I would like to add 4 perspectives:
a) The best innovations outsourcers can deliver are in their own operations
The outsourcing supply chain is hugely inefficient. In spite of massive scale - as I point out in this note on Utility Computing - outsourcers cannot or choose not to deliver economies from that scale. In case of many western providers it is due to other inefficiencies and in case of many Indian vendors goes towards 45% gross margins and keeping Wall Street happy. Here are 5 areas outsourcers should be innovating their own operations before they offer to innovate their client's environments.

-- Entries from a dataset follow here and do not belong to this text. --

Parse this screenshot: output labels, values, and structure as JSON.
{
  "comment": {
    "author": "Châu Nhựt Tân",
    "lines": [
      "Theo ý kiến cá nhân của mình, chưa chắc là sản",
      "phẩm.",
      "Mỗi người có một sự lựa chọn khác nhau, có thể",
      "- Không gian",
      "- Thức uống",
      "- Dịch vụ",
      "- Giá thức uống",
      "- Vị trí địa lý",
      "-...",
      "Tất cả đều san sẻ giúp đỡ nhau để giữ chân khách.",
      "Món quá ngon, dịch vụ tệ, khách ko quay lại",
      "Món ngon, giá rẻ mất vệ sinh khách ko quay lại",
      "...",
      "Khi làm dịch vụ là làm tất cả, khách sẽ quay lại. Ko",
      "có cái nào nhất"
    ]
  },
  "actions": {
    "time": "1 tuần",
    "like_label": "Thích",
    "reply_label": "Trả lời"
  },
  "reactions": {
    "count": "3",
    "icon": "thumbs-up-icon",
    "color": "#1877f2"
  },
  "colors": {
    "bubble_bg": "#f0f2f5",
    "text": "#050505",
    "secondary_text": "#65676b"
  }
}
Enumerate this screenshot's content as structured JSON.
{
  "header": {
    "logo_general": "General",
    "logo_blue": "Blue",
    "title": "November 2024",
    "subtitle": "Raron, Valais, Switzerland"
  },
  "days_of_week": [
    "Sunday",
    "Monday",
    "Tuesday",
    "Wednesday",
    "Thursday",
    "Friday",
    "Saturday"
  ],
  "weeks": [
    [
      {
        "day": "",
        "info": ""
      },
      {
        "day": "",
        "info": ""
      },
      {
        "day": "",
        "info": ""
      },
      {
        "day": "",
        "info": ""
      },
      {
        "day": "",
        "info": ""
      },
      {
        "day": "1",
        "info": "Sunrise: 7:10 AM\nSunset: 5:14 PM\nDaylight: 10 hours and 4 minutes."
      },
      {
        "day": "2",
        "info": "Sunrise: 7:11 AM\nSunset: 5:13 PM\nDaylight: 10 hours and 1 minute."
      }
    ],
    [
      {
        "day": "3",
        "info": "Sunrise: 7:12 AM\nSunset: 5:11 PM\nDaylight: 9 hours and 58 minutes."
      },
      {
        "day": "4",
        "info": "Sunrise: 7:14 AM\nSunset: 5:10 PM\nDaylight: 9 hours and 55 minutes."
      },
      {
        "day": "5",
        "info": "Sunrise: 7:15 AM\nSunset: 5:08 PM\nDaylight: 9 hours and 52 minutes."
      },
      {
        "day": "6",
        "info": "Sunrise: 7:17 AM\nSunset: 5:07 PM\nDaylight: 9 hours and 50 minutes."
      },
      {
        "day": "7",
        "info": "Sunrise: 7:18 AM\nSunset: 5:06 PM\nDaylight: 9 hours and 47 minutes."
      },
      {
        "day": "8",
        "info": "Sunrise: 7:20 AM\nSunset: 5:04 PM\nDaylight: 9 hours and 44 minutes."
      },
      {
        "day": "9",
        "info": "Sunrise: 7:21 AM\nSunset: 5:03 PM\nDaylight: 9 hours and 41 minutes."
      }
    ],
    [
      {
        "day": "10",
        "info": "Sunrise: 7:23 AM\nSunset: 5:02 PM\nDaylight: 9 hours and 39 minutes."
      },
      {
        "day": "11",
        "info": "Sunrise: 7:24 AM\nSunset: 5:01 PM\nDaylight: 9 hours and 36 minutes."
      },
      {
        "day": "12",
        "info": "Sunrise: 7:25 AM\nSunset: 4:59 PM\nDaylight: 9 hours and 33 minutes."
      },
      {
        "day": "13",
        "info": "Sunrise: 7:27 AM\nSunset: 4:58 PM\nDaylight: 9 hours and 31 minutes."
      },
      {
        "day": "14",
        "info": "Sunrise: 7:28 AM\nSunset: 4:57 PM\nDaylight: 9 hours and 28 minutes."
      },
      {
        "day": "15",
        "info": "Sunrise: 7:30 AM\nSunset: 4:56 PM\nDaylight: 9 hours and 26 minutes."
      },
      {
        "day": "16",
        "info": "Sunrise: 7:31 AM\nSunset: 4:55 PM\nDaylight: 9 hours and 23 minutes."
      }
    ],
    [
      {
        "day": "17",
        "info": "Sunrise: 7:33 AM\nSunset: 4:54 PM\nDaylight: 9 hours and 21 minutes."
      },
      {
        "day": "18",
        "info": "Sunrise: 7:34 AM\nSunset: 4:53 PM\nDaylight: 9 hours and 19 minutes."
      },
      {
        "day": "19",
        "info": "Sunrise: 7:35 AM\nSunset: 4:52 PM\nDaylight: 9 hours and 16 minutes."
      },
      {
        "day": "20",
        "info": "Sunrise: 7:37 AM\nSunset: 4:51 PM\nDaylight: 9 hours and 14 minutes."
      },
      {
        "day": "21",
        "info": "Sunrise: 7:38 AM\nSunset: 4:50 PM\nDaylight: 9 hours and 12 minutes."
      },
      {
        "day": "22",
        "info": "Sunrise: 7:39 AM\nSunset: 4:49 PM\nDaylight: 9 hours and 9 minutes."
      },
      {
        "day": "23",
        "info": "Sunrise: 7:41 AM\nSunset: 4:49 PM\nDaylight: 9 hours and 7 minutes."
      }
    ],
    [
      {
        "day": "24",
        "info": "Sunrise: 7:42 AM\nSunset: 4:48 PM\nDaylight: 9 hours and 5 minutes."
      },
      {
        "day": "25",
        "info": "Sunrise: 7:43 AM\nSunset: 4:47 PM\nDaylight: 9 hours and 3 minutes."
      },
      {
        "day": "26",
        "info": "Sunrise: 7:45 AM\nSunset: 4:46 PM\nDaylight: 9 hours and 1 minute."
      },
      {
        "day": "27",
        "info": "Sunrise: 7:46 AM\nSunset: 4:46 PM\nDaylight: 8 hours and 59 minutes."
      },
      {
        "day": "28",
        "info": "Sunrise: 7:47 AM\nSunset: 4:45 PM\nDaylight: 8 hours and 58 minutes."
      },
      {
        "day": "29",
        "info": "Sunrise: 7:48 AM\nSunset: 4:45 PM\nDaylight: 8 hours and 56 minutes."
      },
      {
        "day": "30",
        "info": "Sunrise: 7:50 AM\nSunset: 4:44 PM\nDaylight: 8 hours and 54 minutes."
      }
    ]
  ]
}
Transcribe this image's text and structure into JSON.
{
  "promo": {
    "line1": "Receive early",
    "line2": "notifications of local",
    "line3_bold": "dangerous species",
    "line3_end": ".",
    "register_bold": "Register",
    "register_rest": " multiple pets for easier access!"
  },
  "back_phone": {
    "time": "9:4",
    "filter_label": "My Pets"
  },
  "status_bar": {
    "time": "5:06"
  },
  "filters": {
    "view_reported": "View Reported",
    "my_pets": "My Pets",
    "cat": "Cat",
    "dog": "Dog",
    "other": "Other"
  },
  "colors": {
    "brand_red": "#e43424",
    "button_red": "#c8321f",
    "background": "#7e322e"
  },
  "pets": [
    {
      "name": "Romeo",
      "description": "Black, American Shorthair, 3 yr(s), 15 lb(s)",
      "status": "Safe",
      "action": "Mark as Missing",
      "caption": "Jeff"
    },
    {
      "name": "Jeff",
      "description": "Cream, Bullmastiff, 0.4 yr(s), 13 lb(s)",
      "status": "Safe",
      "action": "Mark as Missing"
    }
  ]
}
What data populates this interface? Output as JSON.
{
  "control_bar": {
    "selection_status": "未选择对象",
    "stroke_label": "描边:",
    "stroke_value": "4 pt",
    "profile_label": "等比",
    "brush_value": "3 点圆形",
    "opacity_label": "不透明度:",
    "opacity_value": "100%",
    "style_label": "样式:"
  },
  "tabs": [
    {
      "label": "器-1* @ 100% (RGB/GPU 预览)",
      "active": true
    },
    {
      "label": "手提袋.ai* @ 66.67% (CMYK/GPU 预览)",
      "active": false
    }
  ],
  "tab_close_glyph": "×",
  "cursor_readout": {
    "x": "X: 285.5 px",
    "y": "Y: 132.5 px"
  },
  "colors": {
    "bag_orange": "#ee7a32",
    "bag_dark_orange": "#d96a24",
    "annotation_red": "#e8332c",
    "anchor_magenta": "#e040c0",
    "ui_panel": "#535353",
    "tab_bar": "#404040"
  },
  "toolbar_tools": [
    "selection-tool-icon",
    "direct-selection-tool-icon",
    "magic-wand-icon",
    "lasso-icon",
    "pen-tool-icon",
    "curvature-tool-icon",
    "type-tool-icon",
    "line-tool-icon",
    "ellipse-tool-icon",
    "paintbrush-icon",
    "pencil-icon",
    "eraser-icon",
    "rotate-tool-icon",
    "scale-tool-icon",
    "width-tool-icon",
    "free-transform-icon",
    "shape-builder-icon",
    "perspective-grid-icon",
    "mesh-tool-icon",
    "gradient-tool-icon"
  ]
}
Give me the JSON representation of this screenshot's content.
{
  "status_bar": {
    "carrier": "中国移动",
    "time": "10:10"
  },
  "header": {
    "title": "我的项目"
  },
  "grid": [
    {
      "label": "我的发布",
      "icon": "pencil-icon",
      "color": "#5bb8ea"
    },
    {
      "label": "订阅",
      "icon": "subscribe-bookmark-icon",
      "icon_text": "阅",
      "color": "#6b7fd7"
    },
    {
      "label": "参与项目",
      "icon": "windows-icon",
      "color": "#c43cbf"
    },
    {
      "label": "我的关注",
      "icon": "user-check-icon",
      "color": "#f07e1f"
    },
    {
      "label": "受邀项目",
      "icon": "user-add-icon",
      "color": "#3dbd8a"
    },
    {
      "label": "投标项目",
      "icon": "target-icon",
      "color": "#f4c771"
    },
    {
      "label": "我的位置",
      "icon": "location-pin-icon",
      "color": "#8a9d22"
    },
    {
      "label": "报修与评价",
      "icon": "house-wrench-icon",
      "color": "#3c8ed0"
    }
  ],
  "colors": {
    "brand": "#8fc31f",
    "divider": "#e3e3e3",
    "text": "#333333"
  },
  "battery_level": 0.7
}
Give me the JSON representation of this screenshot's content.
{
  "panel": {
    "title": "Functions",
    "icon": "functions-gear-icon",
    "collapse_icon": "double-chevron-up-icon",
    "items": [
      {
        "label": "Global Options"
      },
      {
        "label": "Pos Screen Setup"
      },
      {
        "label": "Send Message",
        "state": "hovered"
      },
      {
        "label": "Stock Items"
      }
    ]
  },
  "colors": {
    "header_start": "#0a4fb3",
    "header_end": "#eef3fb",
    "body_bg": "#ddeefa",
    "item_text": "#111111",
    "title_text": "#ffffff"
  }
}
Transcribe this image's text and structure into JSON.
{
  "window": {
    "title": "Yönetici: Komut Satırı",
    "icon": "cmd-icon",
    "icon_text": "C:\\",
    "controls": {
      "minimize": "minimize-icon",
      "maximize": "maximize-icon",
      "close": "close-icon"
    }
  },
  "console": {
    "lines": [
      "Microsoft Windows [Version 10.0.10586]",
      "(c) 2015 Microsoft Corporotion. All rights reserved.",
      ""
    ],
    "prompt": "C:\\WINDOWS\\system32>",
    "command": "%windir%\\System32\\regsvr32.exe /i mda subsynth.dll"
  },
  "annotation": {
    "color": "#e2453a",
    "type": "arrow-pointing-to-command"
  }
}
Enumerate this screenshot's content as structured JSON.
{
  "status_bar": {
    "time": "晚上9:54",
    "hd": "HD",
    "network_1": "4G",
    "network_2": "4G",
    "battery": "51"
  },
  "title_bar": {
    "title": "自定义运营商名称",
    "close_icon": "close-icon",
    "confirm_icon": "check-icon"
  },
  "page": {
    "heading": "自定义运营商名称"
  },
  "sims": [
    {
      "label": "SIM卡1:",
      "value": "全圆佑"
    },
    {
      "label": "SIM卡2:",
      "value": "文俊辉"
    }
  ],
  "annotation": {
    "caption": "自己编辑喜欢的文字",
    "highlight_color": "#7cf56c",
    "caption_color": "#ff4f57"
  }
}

b) Most Outsourcers could not "scale down" to IT innovation projects
Outsourcers do better in big, mature IT spaces - .net, SAP etc where they can build capacity in thousands and sell to clients in units of 10, 50, 100, 500 staff. As I wrote in the MAGIC framework, IT innovation is often about small, intense teams and edgy, alpha type technology. Few large outsourcers could scale down - and forward - to consistently deliver value on such projects.
c) Most Outsourcers do not have an R&D culture
Check out income statements of outsourcing firms. R&D spend is usually a rounding error. Training is their big investment. And more often even the limited R&D applies to marketing efforts e.g. a lab set up to support a particular proposal or a "solution" center where small teams prototype and train on new solutions. They are usually just a training class ahead of client teams on new technologies.
d) CIOs should invest in their own IT and BP staff to move them away from KLO to innovation
Finally, the best IT innovation projects are about improving specific business processes. Corporate LOB and IT staff know company and vertical specific processes much better than any outsourcer can expect to. Sure, you can get some supplemental staff from an outsourcer but get it in small doses. Besides I am a believer in allowing your own staff to evolve from transactional, keep the lights on activities to more challenging, innovation areas. Not every staff member will make that jump, but investing in re-training them on new technologies is to me far better than or investing in outsourcers - who likely trained on the new stuff a few weeks before they arrive on your innovation project.
Most CIOs are focused on squeezing their utility spend to free up innovation dollars. In the last couple of years compliance and security spend has skyrocketed. The urgency to reduce utility spend has never been greater. Outsourcers can do best by helping CIOs in that quest. Hundreds of billions of dollars at stake.